Showing posts with label information professionals. Show all posts
Showing posts with label information professionals. Show all posts

Thursday, April 8, 2010

Developing skills in writing and delivering papers: using prezi

OK... it's been a while. I became one of those people who say 'I'm too busy'. I have to say that's not just some lame excuse because I've been so so busy with all sorts of great things that I'll share with you all in good time. However, now that the first 4 weeks of semester are over and my working day has a little more space in it I'm ready to divulge what's been going on in the world of misssophiemac!

To start with I'll tell you about a presentation I did last week with my colleague Janet. Last year we attended a one day LATN workshop on developing skills in writing and delivering papers. There was a great mix of people there from all levels of libraries and it was a practical and hands on day of challenging fun. We had to write an abstract, author bio, turn our abstract into a paper outline, give a 3 min presentation of our ideas and critique each presentation. Overall we felt the day was a huge learning experience.

We returned to work energised and enthused and started a writing group to support each other in our writing efforts. Our group expanded to about 12 and we now support each other in writing short papers, abstracts and submitting to conferences etc. We were also determined to share the workshop experience with library colleagues and decided to do an interactive presentation of what we learned using the prezi below in our new interactive teamboard room: Create Space. (couldn't get prezi to embed??? so had to do it this way)

Create Space was the perfect location for our presentation because the room creates an informal atmosphere of engagement, communication and collaboration! (If you don't believe me try being a fly on the wall at our next staff meeting in there). People don't sit on regular chairs facing the front in a lecture style environment, they get involved, ask questions, we got them up for a brainstorming session and it was hard to get them to stop! The best part was that with the interactive whiteboard, we could touch the screen anywhere and our prezi would just zoom right in on whatever we touched! Very cool!

The Brainstorming section of the prezi was when we made people get up and start writing their ideas on the whiteboard and greenboard walls. Though tentative at first, they soon warmed up and started writing all the things they were working on or interested in and then started to see the connections and talk to each other about collaborating!

Turning it into a paper: I reflected on my experience of writing a paper for VALA2010 with Mal Booth and Belinda Tiffen and discussed how we approached the writing process collaboratively.

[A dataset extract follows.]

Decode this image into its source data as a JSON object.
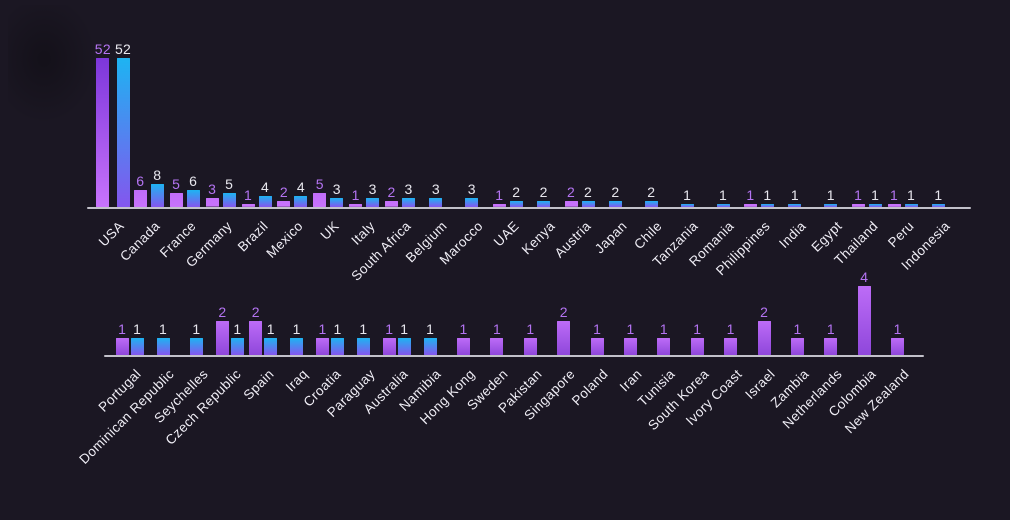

We then moved on to 'Writing V Presenting' and after going over the differences we asked participants to critique our own presentation in real-time. The critique was very positive *pumps fist* and I wrote on the greenboard as people were commenting. Comments included: fun, creative, movement, images, not talking at but with, colour, participation, no jargon, engaged, cool use of technology, easy to read, short bursts...

Our main aim was to make it fun, engaging, interactive and practical. We wanted people to realise that through sharing ideas, we can collaborate and by collaborating we can write together and share the load, making it an easier task to contemplate. We tried to show people that if you start small by sharing ideas and working together then anything is possible! I think we were really successful in getting that across based on comments from participants and the fact that people hung around afterward talking about writing together! So what next? We will continue to encourage and support colleagues through our writing group and hope we can start spreading the word more widely about all the great things going on at UTS Library!

Monday, November 2, 2009

Into the real world: a day in the life of a new information professional

This is a presentation I did last week for a group of 'Communications - information and media' students. I was part of a 5 person panel and each of us presented a typical day as a recently graduated information professional. There was an interesting and diverse range of careers from librarians to, information architect, online presence consultant and senior knowledge manager.

The students asked us to explain the relevance of our studies to the 'real' world which is somewhat explained in the presentation from my point of view. We each explained different aspects of how theory relates to practice but we all agreed that being able to compare, critically analyse and synthesise theories into practice is a vital skill used on a daily basis. This understanding of theory provides the foundation for understanding our clients/users and the how/what/why of their information behaviour.

They also wanted to know what kind of jobs there will be for them in the future. A tricky one to answer. I suggested that future information professionals will have a lot of flexibility and freedom to pursue their interests and hone their skills in whichever 'job' they happen to have - which is already what I see happening in my own experience. Employers in this field seem to be very encouraging of staff developing skills and interests that can be of use to the organisation. We also suggested that the skills and experience gained at uni will put them in a position to land a future job that may not even exist yet.

My final piece of advice for future information professionals is: constant change means constant learning, continue to play and be curious.